Was Hartford Connecticut Really Named for My Husband’s Ancestor?

So every once in a while Ancestry sends out an e-mail about possible hints for people in my online family tree. I got one a while back which pointed me to “pictures” other people had posted to their trees. I put the word pictures in quotes because they weren’t all what you would typically think of as pictures. Some were pages that were copied out of books. So I searched online for the whole books and found them and downloaded digital copies of them. But I also then purchased them on Amazon because when you are trying to add people to your tree you often are going back and forth between generations and it’s so much easier with a physical book then trying to do that with a computer file.

The two books that I found were Ecclesiastical and Other Sketches of Southington, Conn and The Stanley Families of America. The books contained info on the Hart, Stanley, and Porter lines in addition to the Cowles family who I wrote about in a previous blog post.

I knew from the Cowles book that Sarah Cowles had married Stephen Hart. They were one of my husband’s sets of 7 times great-grandparents. I also realized that I had Sarah in my tree twice, once as her parents’ daughter because my husband is descended from Samuel Cowles and Abigail Stanley, and once with her husband because my husband is descended from their daughter Abigail Hart. Abigail Hart’s daughter, Abigail Cole, married John Cowles, who was the grandson of Sarah’s brother Samuel Cowles.  That all makes perfect sense right? Yeah, not to me either. I had to create the chart below to help figure it all out. Turns out the parents of Asenath Cowles were second cousins on the Cowles line. Asenath was the wife of Miles Cooper, who I wrote about in a blog post several months ago.

AND Asenath’s parents were also each other’s third cousins on the Hart line. See chart below.

Then I discovered another book, A Genealogy of the Descendants of Richard Porter. I didn’t buy that book because it wasn’t really about this branch of the Porter family, although it did mention a few things about the Porter brothers, Thomas, Robert, and Daniel.  Turns out the Asenath’s grandparents, John Cowles and Mary Porter were also second cousins.

Thank goodness Miles and Asenath moved to the northwestern part of New York state and their son George married Roxina Doxtater to get some German DNA to mix in with all the English DNA of people marrying their cousins! You should see how confusing our online tree looks now that I have all of these people in it; lines going all over the place!
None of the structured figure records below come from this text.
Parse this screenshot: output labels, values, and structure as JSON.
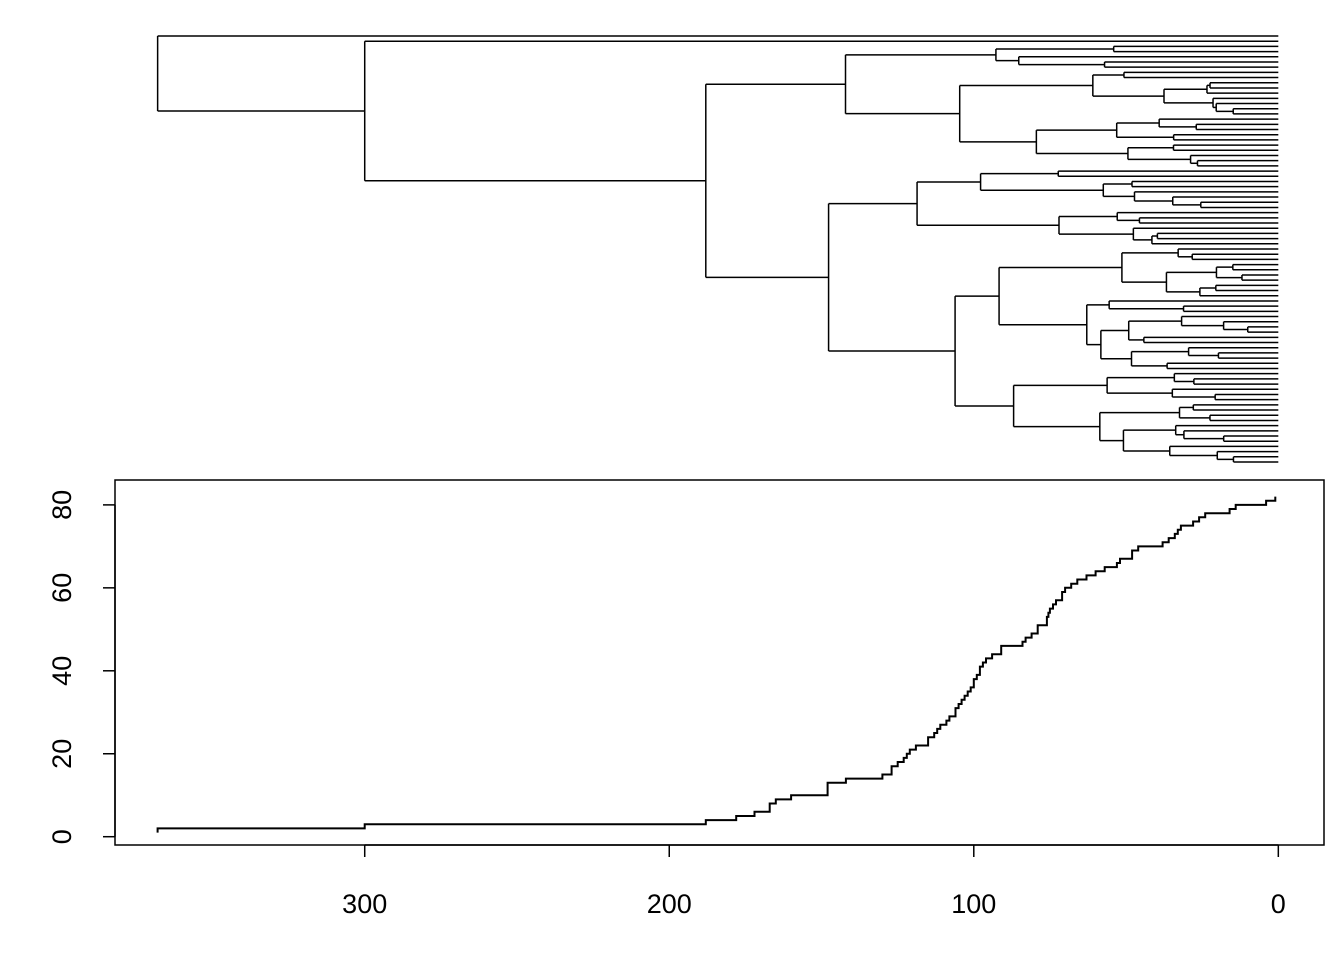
{
  "chart_data": [
    {
      "type": "tree",
      "n_tips": 83,
      "root_age": 368,
      "axis": "shared with lineage-through-time plot (time before present)",
      "node_ages_observed": [
        368,
        300,
        188,
        178,
        172,
        167,
        165,
        160,
        158,
        148,
        142,
        141,
        138,
        130,
        127,
        125,
        123,
        122,
        121,
        119,
        117,
        115,
        113,
        112,
        111,
        108,
        106,
        105,
        103,
        101,
        100,
        99,
        97,
        96,
        94,
        92,
        91,
        87,
        83,
        79,
        76,
        75,
        73,
        71,
        70,
        68,
        63,
        60,
        57,
        53,
        52,
        48,
        46,
        38,
        36,
        34,
        33,
        32,
        28,
        24,
        16,
        11,
        2,
        1
      ]
    },
    {
      "type": "line",
      "subtype": "step",
      "title": "",
      "xlabel": "",
      "ylabel": "",
      "x_axis": {
        "reversed": true,
        "ticks": [
          300,
          200,
          100,
          0
        ],
        "xlim": [
          382,
          -15
        ]
      },
      "y_axis": {
        "ticks": [
          0,
          20,
          40,
          60,
          80
        ],
        "ylim": [
          -2,
          86
        ]
      },
      "grid": false,
      "series": [
        {
          "x": [
            368,
            300,
            188,
            178,
            172,
            167,
            165,
            160,
            148,
            142,
            141,
            138,
            130,
            127,
            125,
            123,
            122,
            121,
            119,
            117,
            115,
            113,
            112,
            111,
            109,
            108,
            106,
            105,
            104,
            103,
            102,
            101,
            100,
            99,
            98,
            97,
            96,
            94,
            91,
            88,
            86,
            84,
            83,
            81,
            79,
            77,
            76,
            75.5,
            75,
            74,
            73,
            71,
            70,
            68,
            66,
            63,
            60,
            57,
            53,
            52,
            48,
            46,
            38,
            36,
            34,
            33,
            32,
            28,
            26,
            24,
            20,
            16,
            15,
            14,
            11,
            4,
            2,
            1
          ],
          "y": [
            2,
            3,
            4,
            5,
            6,
            8,
            9,
            10,
            13,
            14,
            14,
            14,
            15,
            17,
            18,
            19,
            20,
            21,
            22,
            22,
            24,
            25,
            26,
            27,
            28,
            29,
            31,
            32,
            33,
            34,
            35,
            36,
            38,
            39,
            41,
            42,
            43,
            44,
            46,
            46,
            46,
            47,
            48,
            49,
            51,
            51,
            53,
            54,
            55,
            56,
            57,
            59,
            60,
            61,
            62,
            63,
            64,
            65,
            66,
            67,
            69,
            70,
            71,
            72,
            73,
            74,
            75,
            76,
            77,
            78,
            78,
            79,
            79,
            80,
            80,
            81,
            81,
            82
          ]
        }
      ]
    }
  ],
  "axes": {
    "x_tick_labels": [
      "300",
      "200",
      "100",
      "0"
    ],
    "y_tick_labels": [
      "0",
      "20",
      "40",
      "60",
      "80"
    ]
  }
}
So to get back to the title of this blog post, the Steven Hart at the top of the second chart above is the man after whom Hartford, Connecticut was supposedly named. According to the Ecclesiastical and Other Sketches of Southington, Conn book, he was supposed to have come from Braintree, Essex County, England. The company he came with first settled in Braintree, Massachusetts. He then moved to Newtown (which is what present day Cambridge, Mass was called at the time). He “constituted the church of which Rev Thomas Hooker was invited from England to become their pastor”.  I assume “constituted” means he founded the church. He was in Cambridge in 1632 and was admitted a freeman there on May 14, 1634. He went to Hartford in 1635 with Mr. Hooker’s company and was one of the original proprietors there. There is a tradition that the town was named for a ford he discovered and used when crossing the Connecticut River at a low stage of the water. So from Hart’s Ford the name transitioned into Hartford. I have however seen a picture online of a plaque at the Ancient Burying Ground in Hartford, CT that states that the town was named after Hertford, England. Hertford is about 37 miles from Braintree where Stephen Hart was supposed to have come from, so who knows.
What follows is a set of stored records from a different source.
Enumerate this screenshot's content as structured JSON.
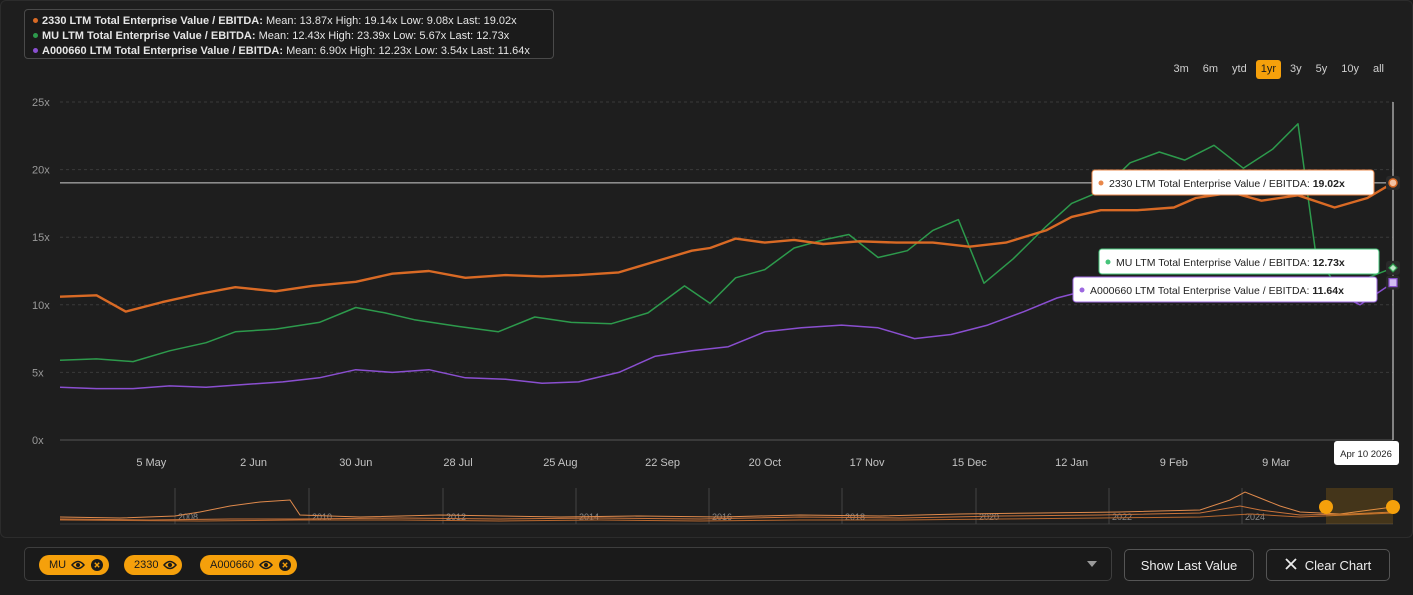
{
  "legend": [
    {
      "ticker": "2330",
      "name": "2330 LTM Total Enterprise Value / EBITDA:",
      "stats": "Mean: 13.87x High: 19.14x Low: 9.08x Last: 19.02x",
      "color": "#d96a25"
    },
    {
      "ticker": "MU",
      "name": "MU LTM Total Enterprise Value / EBITDA:",
      "stats": "Mean: 12.43x High: 23.39x Low: 5.67x Last: 12.73x",
      "color": "#2d9a4c"
    },
    {
      "ticker": "A000660",
      "name": "A000660 LTM Total Enterprise Value / EBITDA:",
      "stats": "Mean: 6.90x High: 12.23x Low: 3.54x Last: 11.64x",
      "color": "#8a4fd0"
    }
  ],
  "range_buttons": [
    "3m",
    "6m",
    "ytd",
    "1yr",
    "3y",
    "5y",
    "10y",
    "all"
  ],
  "active_range": "1yr",
  "tooltips": [
    {
      "label": "2330 LTM Total Enterprise Value / EBITDA:",
      "value": "19.02x",
      "color": "#e8874a"
    },
    {
      "label": "MU LTM Total Enterprise Value / EBITDA:",
      "value": "12.73x",
      "color": "#46c47a"
    },
    {
      "label": "A000660 LTM Total Enterprise Value / EBITDA:",
      "value": "11.64x",
      "color": "#9d68e0"
    }
  ],
  "crosshair_date": "Apr 10 2026",
  "navigator_years": [
    "2008",
    "2010",
    "2012",
    "2014",
    "2016",
    "2018",
    "2020",
    "2022",
    "2024"
  ],
  "chips": [
    {
      "label": "MU"
    },
    {
      "label": "2330"
    },
    {
      "label": "A000660"
    }
  ],
  "buttons": {
    "show_last_value": "Show Last Value",
    "clear_chart": "Clear Chart"
  },
  "chart_data": {
    "type": "line",
    "ylim": [
      0,
      25
    ],
    "yticks": [
      "0x",
      "5x",
      "10x",
      "15x",
      "20x",
      "25x"
    ],
    "x_date_range": [
      "2025-04-10",
      "2026-04-10"
    ],
    "x_ticks": [
      {
        "date": "2025-05-05",
        "label": "5 May"
      },
      {
        "date": "2025-06-02",
        "label": "2 Jun"
      },
      {
        "date": "2025-06-30",
        "label": "30 Jun"
      },
      {
        "date": "2025-07-28",
        "label": "28 Jul"
      },
      {
        "date": "2025-08-25",
        "label": "25 Aug"
      },
      {
        "date": "2025-09-22",
        "label": "22 Sep"
      },
      {
        "date": "2025-10-20",
        "label": "20 Oct"
      },
      {
        "date": "2025-11-17",
        "label": "17 Nov"
      },
      {
        "date": "2025-12-15",
        "label": "15 Dec"
      },
      {
        "date": "2026-01-12",
        "label": "12 Jan"
      },
      {
        "date": "2026-02-09",
        "label": "9 Feb"
      },
      {
        "date": "2026-03-09",
        "label": "9 Mar"
      }
    ],
    "reference_value": 19.02,
    "series": [
      {
        "name": "2330",
        "color": "#d96a25",
        "points": [
          [
            "2025-04-10",
            10.6
          ],
          [
            "2025-04-20",
            10.7
          ],
          [
            "2025-04-28",
            9.5
          ],
          [
            "2025-05-08",
            10.2
          ],
          [
            "2025-05-18",
            10.8
          ],
          [
            "2025-05-28",
            11.3
          ],
          [
            "2025-06-08",
            11.0
          ],
          [
            "2025-06-18",
            11.4
          ],
          [
            "2025-06-30",
            11.7
          ],
          [
            "2025-07-10",
            12.3
          ],
          [
            "2025-07-20",
            12.5
          ],
          [
            "2025-07-30",
            12.0
          ],
          [
            "2025-08-10",
            12.2
          ],
          [
            "2025-08-20",
            12.1
          ],
          [
            "2025-08-30",
            12.2
          ],
          [
            "2025-09-10",
            12.4
          ],
          [
            "2025-09-20",
            13.2
          ],
          [
            "2025-09-30",
            14.0
          ],
          [
            "2025-10-05",
            14.2
          ],
          [
            "2025-10-12",
            14.9
          ],
          [
            "2025-10-20",
            14.6
          ],
          [
            "2025-10-28",
            14.8
          ],
          [
            "2025-11-05",
            14.5
          ],
          [
            "2025-11-15",
            14.7
          ],
          [
            "2025-11-25",
            14.6
          ],
          [
            "2025-12-05",
            14.6
          ],
          [
            "2025-12-15",
            14.3
          ],
          [
            "2025-12-25",
            14.6
          ],
          [
            "2026-01-05",
            15.5
          ],
          [
            "2026-01-12",
            16.5
          ],
          [
            "2026-01-20",
            17.0
          ],
          [
            "2026-01-30",
            17.0
          ],
          [
            "2026-02-09",
            17.2
          ],
          [
            "2026-02-15",
            17.9
          ],
          [
            "2026-02-25",
            18.3
          ],
          [
            "2026-03-05",
            17.7
          ],
          [
            "2026-03-15",
            18.1
          ],
          [
            "2026-03-25",
            17.2
          ],
          [
            "2026-04-03",
            17.9
          ],
          [
            "2026-04-10",
            19.02
          ]
        ]
      },
      {
        "name": "MU",
        "color": "#2d9a4c",
        "points": [
          [
            "2025-04-10",
            5.9
          ],
          [
            "2025-04-20",
            6.0
          ],
          [
            "2025-04-30",
            5.8
          ],
          [
            "2025-05-10",
            6.6
          ],
          [
            "2025-05-20",
            7.2
          ],
          [
            "2025-05-28",
            8.0
          ],
          [
            "2025-06-08",
            8.2
          ],
          [
            "2025-06-20",
            8.7
          ],
          [
            "2025-06-30",
            9.8
          ],
          [
            "2025-07-08",
            9.4
          ],
          [
            "2025-07-16",
            8.9
          ],
          [
            "2025-07-28",
            8.4
          ],
          [
            "2025-08-08",
            8.0
          ],
          [
            "2025-08-18",
            9.1
          ],
          [
            "2025-08-28",
            8.7
          ],
          [
            "2025-09-08",
            8.6
          ],
          [
            "2025-09-18",
            9.4
          ],
          [
            "2025-09-28",
            11.4
          ],
          [
            "2025-10-05",
            10.1
          ],
          [
            "2025-10-12",
            12.0
          ],
          [
            "2025-10-20",
            12.6
          ],
          [
            "2025-10-28",
            14.2
          ],
          [
            "2025-11-05",
            14.8
          ],
          [
            "2025-11-12",
            15.2
          ],
          [
            "2025-11-20",
            13.5
          ],
          [
            "2025-11-28",
            14.0
          ],
          [
            "2025-12-05",
            15.5
          ],
          [
            "2025-12-12",
            16.3
          ],
          [
            "2025-12-19",
            11.6
          ],
          [
            "2025-12-27",
            13.4
          ],
          [
            "2026-01-05",
            15.8
          ],
          [
            "2026-01-12",
            17.5
          ],
          [
            "2026-01-20",
            18.4
          ],
          [
            "2026-01-28",
            20.5
          ],
          [
            "2026-02-05",
            21.3
          ],
          [
            "2026-02-12",
            20.7
          ],
          [
            "2026-02-20",
            21.8
          ],
          [
            "2026-02-28",
            20.1
          ],
          [
            "2026-03-08",
            21.5
          ],
          [
            "2026-03-15",
            23.39
          ],
          [
            "2026-03-20",
            13.5
          ],
          [
            "2026-03-28",
            10.6
          ],
          [
            "2026-04-03",
            12.0
          ],
          [
            "2026-04-10",
            12.73
          ]
        ]
      },
      {
        "name": "A000660",
        "color": "#8a4fd0",
        "points": [
          [
            "2025-04-10",
            3.9
          ],
          [
            "2025-04-20",
            3.8
          ],
          [
            "2025-04-30",
            3.8
          ],
          [
            "2025-05-10",
            4.0
          ],
          [
            "2025-05-20",
            3.9
          ],
          [
            "2025-05-30",
            4.1
          ],
          [
            "2025-06-10",
            4.3
          ],
          [
            "2025-06-20",
            4.6
          ],
          [
            "2025-06-30",
            5.2
          ],
          [
            "2025-07-10",
            5.0
          ],
          [
            "2025-07-20",
            5.2
          ],
          [
            "2025-07-30",
            4.6
          ],
          [
            "2025-08-10",
            4.5
          ],
          [
            "2025-08-20",
            4.2
          ],
          [
            "2025-08-30",
            4.3
          ],
          [
            "2025-09-10",
            5.0
          ],
          [
            "2025-09-20",
            6.2
          ],
          [
            "2025-09-30",
            6.6
          ],
          [
            "2025-10-10",
            6.9
          ],
          [
            "2025-10-20",
            8.0
          ],
          [
            "2025-10-30",
            8.3
          ],
          [
            "2025-11-10",
            8.5
          ],
          [
            "2025-11-20",
            8.3
          ],
          [
            "2025-11-30",
            7.5
          ],
          [
            "2025-12-10",
            7.8
          ],
          [
            "2025-12-20",
            8.5
          ],
          [
            "2025-12-30",
            9.5
          ],
          [
            "2026-01-08",
            10.5
          ],
          [
            "2026-01-18",
            11.2
          ],
          [
            "2026-01-28",
            11.0
          ],
          [
            "2026-02-09",
            10.5
          ],
          [
            "2026-02-20",
            11.2
          ],
          [
            "2026-03-01",
            10.9
          ],
          [
            "2026-03-12",
            11.6
          ],
          [
            "2026-03-22",
            11.3
          ],
          [
            "2026-04-01",
            10.0
          ],
          [
            "2026-04-10",
            11.64
          ]
        ]
      }
    ]
  }
}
The Ancient Burying Ground in Hartford, CT is another place we need to go visit, theancientburyingground.org.  Some of my husband’s ancestors are buried there including Timothy Stanley. He died in 1648 and his grave is listed as the oldest one in the cemetery. Timothy was the father of Abigail Stanley who married Samuel Cowles listed in the first chart above. Samuel’s mother Hannah is also buried there.